PFASs are fluorinated organic compounds in which the hydrogen atoms of the hydrocarbon skeleton are substituted fully by fluorine atoms. For this reason, they among the strongest organic compounds and thus considered non-degradable because they persist for a long time in the environment.
Practitioners have difficulty remediating these compounds at a reasonable cost because PFASs tend to be highly soluble, do not favorably partition into the vapor phase, and do not adsorb well to granular activated carbon (GAC). To date, adsorption on activated carbon was the only technically feasible method to treat PFAS-contaminated water. The presentation will provide updates on a novel treatment train approach to address ex situ treatment of AFFF impacted water.
In the pretreatment phase, PFASs are precipitated by metering the liquid surface active compound into a stirring tank.
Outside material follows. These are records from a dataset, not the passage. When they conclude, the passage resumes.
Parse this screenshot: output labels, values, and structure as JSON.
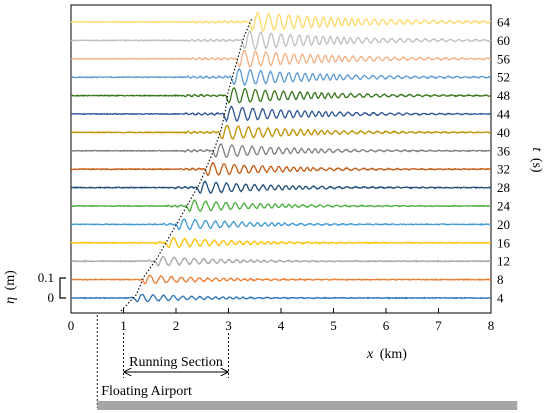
{
  "chart_data": {
    "type": "line",
    "xlabel_var": "x",
    "xlabel_unit": "(km)",
    "ylabel_var": "η",
    "ylabel_unit": "(m)",
    "t_label_var": "t",
    "t_label_unit": "(s)",
    "xlim": [
      0,
      8
    ],
    "x_ticks": [
      0,
      1,
      2,
      3,
      4,
      5,
      6,
      7,
      8
    ],
    "scale_bar": {
      "low_label": "0",
      "high_label": "0.1",
      "value": 0.1
    },
    "series": [
      {
        "name": "4",
        "t": 4,
        "color": "#2e75b6",
        "front_x": 1.3
      },
      {
        "name": "8",
        "t": 8,
        "color": "#ed7d31",
        "front_x": 1.45
      },
      {
        "name": "12",
        "t": 12,
        "color": "#a5a5a5",
        "front_x": 1.7
      },
      {
        "name": "16",
        "t": 16,
        "color": "#ffc000",
        "front_x": 1.9
      },
      {
        "name": "20",
        "t": 20,
        "color": "#3f9bd6",
        "front_x": 2.1
      },
      {
        "name": "24",
        "t": 24,
        "color": "#4caf3f",
        "front_x": 2.3
      },
      {
        "name": "28",
        "t": 28,
        "color": "#1f4e79",
        "front_x": 2.5
      },
      {
        "name": "32",
        "t": 32,
        "color": "#c55a11",
        "front_x": 2.65
      },
      {
        "name": "36",
        "t": 36,
        "color": "#7f7f7f",
        "front_x": 2.8
      },
      {
        "name": "40",
        "t": 40,
        "color": "#bf9000",
        "front_x": 2.92
      },
      {
        "name": "44",
        "t": 44,
        "color": "#2f5597",
        "front_x": 3.0
      },
      {
        "name": "48",
        "t": 48,
        "color": "#38761d",
        "front_x": 3.05
      },
      {
        "name": "52",
        "t": 52,
        "color": "#5b9bd5",
        "front_x": 3.15
      },
      {
        "name": "56",
        "t": 56,
        "color": "#f4b183",
        "front_x": 3.25
      },
      {
        "name": "60",
        "t": 60,
        "color": "#bfbfbf",
        "front_x": 3.35
      },
      {
        "name": "64",
        "t": 64,
        "color": "#ffd966",
        "front_x": 3.5
      }
    ],
    "running_section": {
      "label": "Running Section",
      "x_start": 1,
      "x_end": 3
    },
    "floating_airport": {
      "label": "Floating Airport",
      "x_start": 0.5,
      "x_end": 8.5
    }
  }
}
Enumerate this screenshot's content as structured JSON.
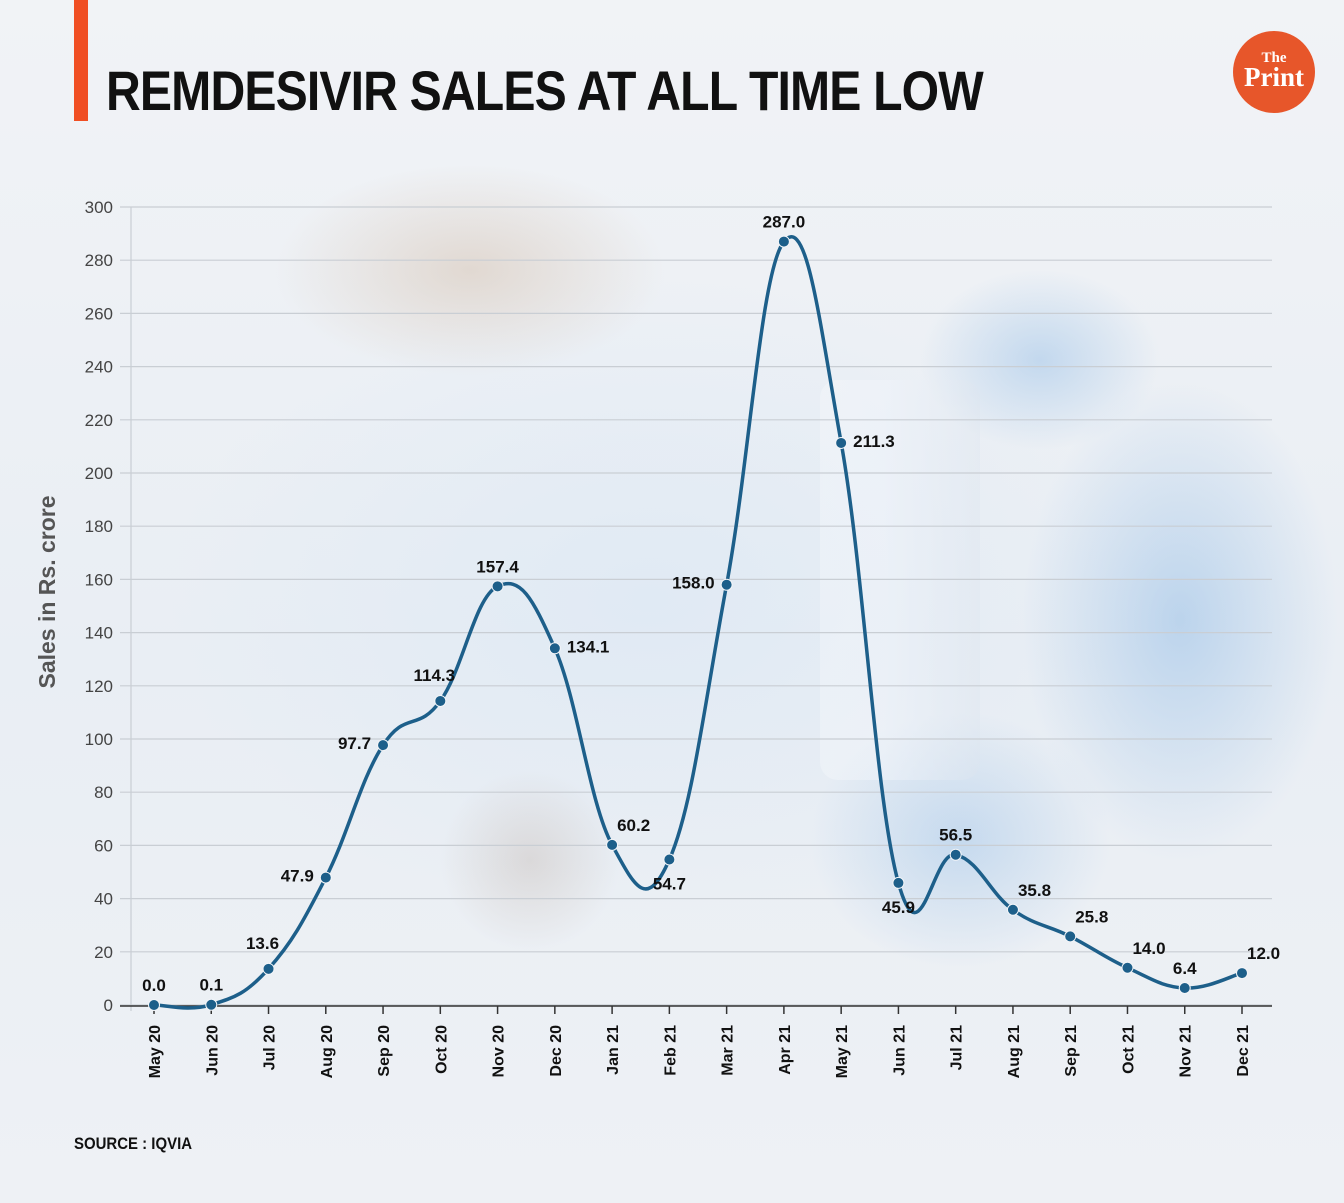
{
  "header": {
    "title": "REMDESIVIR SALES AT ALL TIME LOW",
    "logo_the": "The",
    "logo_print": "Print"
  },
  "footer": {
    "source": "SOURCE : IQVIA"
  },
  "colors": {
    "line": "#1d5f8a",
    "accent": "#f04e23",
    "logo": "#e7562a"
  },
  "chart_data": {
    "type": "line",
    "title": "REMDESIVIR SALES AT ALL TIME LOW",
    "xlabel": "",
    "ylabel": "Sales in Rs. crore",
    "ylim": [
      0,
      300
    ],
    "yticks": [
      0,
      20,
      40,
      60,
      80,
      100,
      120,
      140,
      160,
      180,
      200,
      220,
      240,
      260,
      280,
      300
    ],
    "grid": true,
    "categories": [
      "May 20",
      "Jun 20",
      "Jul 20",
      "Aug 20",
      "Sep 20",
      "Oct 20",
      "Nov 20",
      "Dec 20",
      "Jan 21",
      "Feb 21",
      "Mar 21",
      "Apr 21",
      "May 21",
      "Jun 21",
      "Jul 21",
      "Aug 21",
      "Sep 21",
      "Oct 21",
      "Nov 21",
      "Dec 21"
    ],
    "series": [
      {
        "name": "Sales in Rs. crore",
        "values": [
          0.0,
          0.1,
          13.6,
          47.9,
          97.7,
          114.3,
          157.4,
          134.1,
          60.2,
          54.7,
          158.0,
          287.0,
          211.3,
          45.9,
          56.5,
          35.8,
          25.8,
          14.0,
          6.4,
          12.0
        ],
        "labels": [
          "0.0",
          "0.1",
          "13.6",
          "47.9",
          "97.7",
          "114.3",
          "157.4",
          "134.1",
          "60.2",
          "54.7",
          "158.0",
          "287.0",
          "211.3",
          "45.9",
          "56.5",
          "35.8",
          "25.8",
          "14.0",
          "6.4",
          "12.0"
        ],
        "label_positions": [
          "above",
          "above",
          "above-left",
          "left",
          "left",
          "above-left",
          "above",
          "right",
          "above-right",
          "below",
          "left",
          "above",
          "right",
          "below",
          "above",
          "above-right",
          "above-right",
          "above-right",
          "above",
          "above-right"
        ]
      }
    ]
  }
}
The amount of reagent can be adjusted to varying concentrations. The precipitation products are separated from the water as micro-flocks by simple processes such as sedimentation and filtration. The precipitants can be concentrated to a very high degree, which allows for very economical disposal as compared to GAC. Posttreatment of the remaining residual contaminants is performed by a downstream activated carbon and activated carbon / aluminum hydroxide / Kaolin filter. Due to the significant reduction in the PFAS-contaminated water in the initial precipitation stage (up to 90%), the PFAS contaminant load reaching the absorbent filter(s) is lowered, which leads to a significant extension of the adsorber's lifetime, again significantly lowering operating costs.
The presentation will also provide results of the effectiveness of an activated carbon / aluminum hydroxide / Kaolin mixture to treat PFASs. Studies have concluded that the adsorption capacity of the mixture for the smaller chain fluorinated substances PFBA and PFBS is vastly superior to that of GAC. This is likely due to the presence of the noncarbon components within the mixture creating unique physical chemical interactions with the smaller chain PFAS compounds.